Two Poems

MORE MATTER WITH LESS ART

A meadow in lime, mirror-flat.
A meadery in Lima churning vats.
Mirror-cold advances from every
man in Hamlet. More of them
with fewer lines is what the Queen
demanded. It's true that Hamlet
was treated pretty badly, like when
his mom called him a poor wretch
just for walking by and reading.
You've got to be cruel to be kind though,
that's the whole thing. Why not indict
a sitting king? My dog's name is Paul, short
for bad policy. Rosencrantz and Guildenstern
were cast as hyenas in The Lion King.
My dog's name is Ratio, short for
Horatio. I plan my vacations by airport code.
Sleet in Prague and plagued by sleep.
Unplugged lamps loom over unplowed streets.
I make micro-fleece sheets for a living;
my company's name is Microsoft.
New Haven to Helsinki: HVN to HEL.
Fukuoka, Japan to Omaha, Nebraska: FUK OFF.

WARLIER


A typo, I meant earlier, but apt for a country
that coins terms to match
the goals of its military, a highly weaponized
anything, a place of discounted day-old
baked goods, a stream of As in June
exchanged for movie rentals
or bowling shoes and a basket of jumbo maxi
pads on the counter in the bathroom, just help
yourself.

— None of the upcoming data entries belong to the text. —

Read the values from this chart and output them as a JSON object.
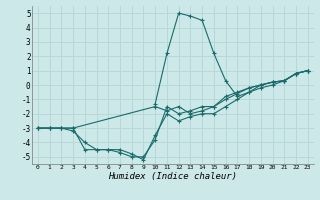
{
  "xlabel": "Humidex (Indice chaleur)",
  "bg_color": "#cce8e8",
  "grid_color": "#b8d8d8",
  "line_color": "#1a6b6b",
  "xlim": [
    -0.5,
    23.5
  ],
  "ylim": [
    -5.5,
    5.5
  ],
  "xticks": [
    0,
    1,
    2,
    3,
    4,
    5,
    6,
    7,
    8,
    9,
    10,
    11,
    12,
    13,
    14,
    15,
    16,
    17,
    18,
    19,
    20,
    21,
    22,
    23
  ],
  "yticks": [
    -5,
    -4,
    -3,
    -2,
    -1,
    0,
    1,
    2,
    3,
    4,
    5
  ],
  "lines": [
    {
      "x": [
        0,
        1,
        2,
        3,
        4,
        5,
        6,
        7,
        8,
        9,
        10,
        11,
        12,
        13,
        14,
        15,
        16,
        17,
        18,
        19,
        20,
        21,
        22,
        23
      ],
      "y": [
        -3,
        -3,
        -3,
        -3,
        -4.5,
        -4.5,
        -4.5,
        -4.7,
        -5,
        -5,
        -3.8,
        -1.5,
        -2.0,
        -1.8,
        -1.5,
        -1.5,
        -1.0,
        -0.6,
        -0.2,
        0.0,
        0.2,
        0.3,
        0.8,
        1.0
      ]
    },
    {
      "x": [
        0,
        1,
        2,
        3,
        4,
        5,
        6,
        7,
        8,
        9,
        10,
        11,
        12,
        13,
        14,
        15,
        16,
        17,
        18,
        19,
        20,
        21,
        22,
        23
      ],
      "y": [
        -3,
        -3,
        -3,
        -3.2,
        -4,
        -4.5,
        -4.5,
        -4.5,
        -4.8,
        -5.2,
        -3.5,
        -2,
        -2.5,
        -2.2,
        -2,
        -2,
        -1.5,
        -1,
        -0.5,
        0,
        0.2,
        0.3,
        0.8,
        1.0
      ]
    },
    {
      "x": [
        10,
        11,
        12,
        13,
        14,
        15,
        16,
        17,
        18,
        19,
        20,
        21,
        22,
        23
      ],
      "y": [
        -1.3,
        2.2,
        5.0,
        4.8,
        4.5,
        2.2,
        0.3,
        -0.8,
        -0.5,
        -0.2,
        0.0,
        0.3,
        0.8,
        1.0
      ]
    },
    {
      "x": [
        0,
        1,
        2,
        3,
        10,
        11,
        12,
        13,
        14,
        15,
        16,
        17,
        18,
        19,
        20,
        21,
        22,
        23
      ],
      "y": [
        -3,
        -3,
        -3,
        -3,
        -1.5,
        -1.8,
        -1.5,
        -2.0,
        -1.8,
        -1.5,
        -0.8,
        -0.5,
        -0.2,
        0.0,
        0.2,
        0.3,
        0.8,
        1.0
      ]
    }
  ]
}
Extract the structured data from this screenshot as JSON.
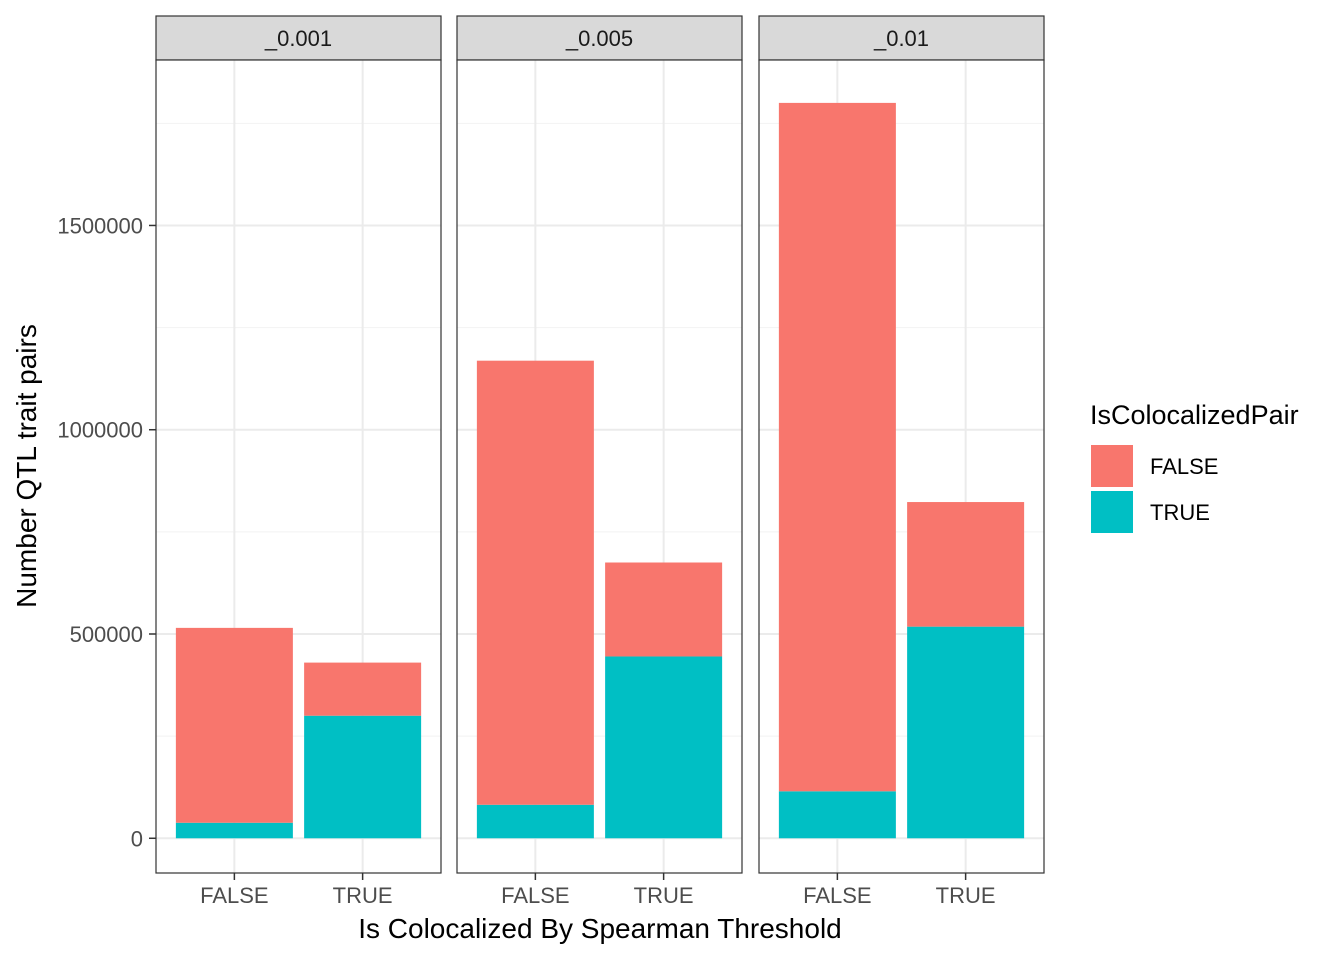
{
  "chart_data": {
    "type": "bar",
    "stacked": true,
    "facets": [
      "_0.001",
      "_0.005",
      "_0.01"
    ],
    "categories": [
      "FALSE",
      "TRUE"
    ],
    "xlabel": "Is Colocalized By Spearman Threshold",
    "ylabel": "Number QTL trait pairs",
    "ylim": [
      -85000,
      1905000
    ],
    "yticks": [
      0,
      500000,
      1000000,
      1500000
    ],
    "ytick_labels": [
      "0",
      "500000",
      "1000000",
      "1500000"
    ],
    "grid": true,
    "legend": {
      "title": "IsColocalizedPair",
      "position": "right",
      "entries": [
        "FALSE",
        "TRUE"
      ]
    },
    "colors": {
      "FALSE": "#F8766D",
      "TRUE": "#00BFC4"
    },
    "series": [
      {
        "name": "TRUE",
        "facet_values": [
          [
            38000,
            300000
          ],
          [
            82000,
            445000
          ],
          [
            115000,
            518000
          ]
        ]
      },
      {
        "name": "FALSE",
        "facet_values": [
          [
            477000,
            130000
          ],
          [
            1087000,
            230000
          ],
          [
            1685000,
            305000
          ]
        ]
      }
    ]
  }
}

These are the things we aim to protect.
A country with a language like a stop
watch going in a drawer. And my own words
corroborated by that signal. The sky a twist
of rope, fat and wet, weighing down Bowman
Field, past shadows of single-passenger planes
that sting the ground in a fuzz of violet.
My professor, a ring of silver hair circling
his head, told me he wasn't ready to show
his grandchildren monuments that glorified war.
We walked through the National Mall
past trashcans sculpted high with plastic.
A country that organizes its trash
but it's still trash. And in the very best case
it will become trash once again. It's like
how Merwin ended his poem "When the War
is Over"—he said, "We will all enlist again."